Let us use a simple cost-of-access to measure the difference. Everything is free but:
1 - Cache access cost 10
2 - Memory access cost 200
This is not even close to the truth, but will do for now.
Packed case:
Read f[0] - 200
Read f[1] - 10
Read f[2] - 10
Read f[3] - 10
Read f[4] - 10
Read f[5] - 10
Read f[6] - 10
Read f[7] - 10
Read f[8] - 200
Read f[9] - 10
...
For the first 10 we have: 480.
Struct casse:
Read f[0].x - 200
Read f[1].x - 200
Read f[2].x - 200
Read f[3].x - 200
Read f[4].x - 200
Read f[5].x - 200
Read f[6].x - 200
Read f[7].x - 200
Read f[8].x - 200
Read f[9].x - 200
...
For the first 10, we have: 2000. Five times more.
And actually get worse. Why? Cache prefetching. This means that the CPU will try to antecipate you memory read pattern and will bring data from memory to the cache befor you ask.
Data cache prefetching is extremily difficult is various cases but one: linear access.

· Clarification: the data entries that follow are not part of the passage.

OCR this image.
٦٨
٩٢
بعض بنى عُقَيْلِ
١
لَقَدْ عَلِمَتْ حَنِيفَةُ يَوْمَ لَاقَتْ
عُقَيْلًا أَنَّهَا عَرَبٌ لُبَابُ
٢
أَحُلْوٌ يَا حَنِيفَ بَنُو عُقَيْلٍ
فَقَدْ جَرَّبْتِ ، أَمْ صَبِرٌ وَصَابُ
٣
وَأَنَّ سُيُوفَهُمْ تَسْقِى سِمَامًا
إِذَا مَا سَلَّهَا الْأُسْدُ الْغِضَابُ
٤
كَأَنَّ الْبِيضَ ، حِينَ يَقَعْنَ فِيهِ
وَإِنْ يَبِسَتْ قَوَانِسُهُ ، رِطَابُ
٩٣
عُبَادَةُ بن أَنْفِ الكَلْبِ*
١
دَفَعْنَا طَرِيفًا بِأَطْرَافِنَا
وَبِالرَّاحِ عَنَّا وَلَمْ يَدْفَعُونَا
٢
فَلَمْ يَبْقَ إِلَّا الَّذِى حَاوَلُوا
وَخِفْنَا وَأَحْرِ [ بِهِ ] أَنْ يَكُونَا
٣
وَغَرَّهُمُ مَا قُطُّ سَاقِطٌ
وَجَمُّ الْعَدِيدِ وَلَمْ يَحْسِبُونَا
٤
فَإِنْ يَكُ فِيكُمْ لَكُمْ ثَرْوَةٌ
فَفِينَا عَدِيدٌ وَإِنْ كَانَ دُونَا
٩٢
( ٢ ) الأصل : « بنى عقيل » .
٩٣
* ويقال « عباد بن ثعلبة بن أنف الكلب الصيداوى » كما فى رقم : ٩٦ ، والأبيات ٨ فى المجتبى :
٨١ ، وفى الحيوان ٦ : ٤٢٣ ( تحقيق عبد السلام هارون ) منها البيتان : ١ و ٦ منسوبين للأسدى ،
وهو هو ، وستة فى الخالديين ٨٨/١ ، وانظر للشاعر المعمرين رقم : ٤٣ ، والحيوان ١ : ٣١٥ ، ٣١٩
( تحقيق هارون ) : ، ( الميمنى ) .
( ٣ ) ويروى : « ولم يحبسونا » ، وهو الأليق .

So in this case, suppose the "prefetcher" suspects that we will read the chunk. We will have something like this.
Read f[0] - 200 - prefetcher reads next 8 bytes will take 200
Read f[1] - 10
Read f[2] - 10
Read f[3] - 10
Read f[4] - 10
Read f[5] - 10
Read f[6] - 10
Read f[7] - 10
Read f[8] - 130 - the remaining from the prefetcher read
Read f[9] - 10
...
versus
Read f[0].x - 200 - prefetcher reads next 8 bytes will take 200
Read f[1].x - 200 - outside prefetcher guess. No effect
Read f[2].x - 200
Read f[3].x - 200
Read f[4].x - 200
Read f[5].x - 200
Read f[6].x - 200
Read f[7].x - 200
Read f[8].x - 200
Read f[9].x - 200
...
So we have another advantage to having packed data. The "cache prefetcher" will anticipate our use.
In this simplistic scenario, we the "for" body is very small is hard to improve the situation of the "row" case. But one can always use some form of compiler intrinsics builtin to help the "cache prefetcher".
— Built-in Function: void __builtin_prefetch (const void *addr, ...)
This function is used to minimize cache-miss latency by moving data
into a cache before it is accessed.
https://gcc.gnu.org/onlinedocs/gcc-3.3.6/gcc/Other-Builtins.html
SomeData* arr = new SomeData[size];
float accum = 0;
for(int i = 0; i < size; ++i)
{
accum += arr[i].x;
__builtin_prefetch(&(arr[i+1].x), 1);
}
delete[] arr;
In this case this not only does not improve the performance, but can actually decrease, because the calculation of the next address is almost as costly as the calculation we do inside the for, doubling our work.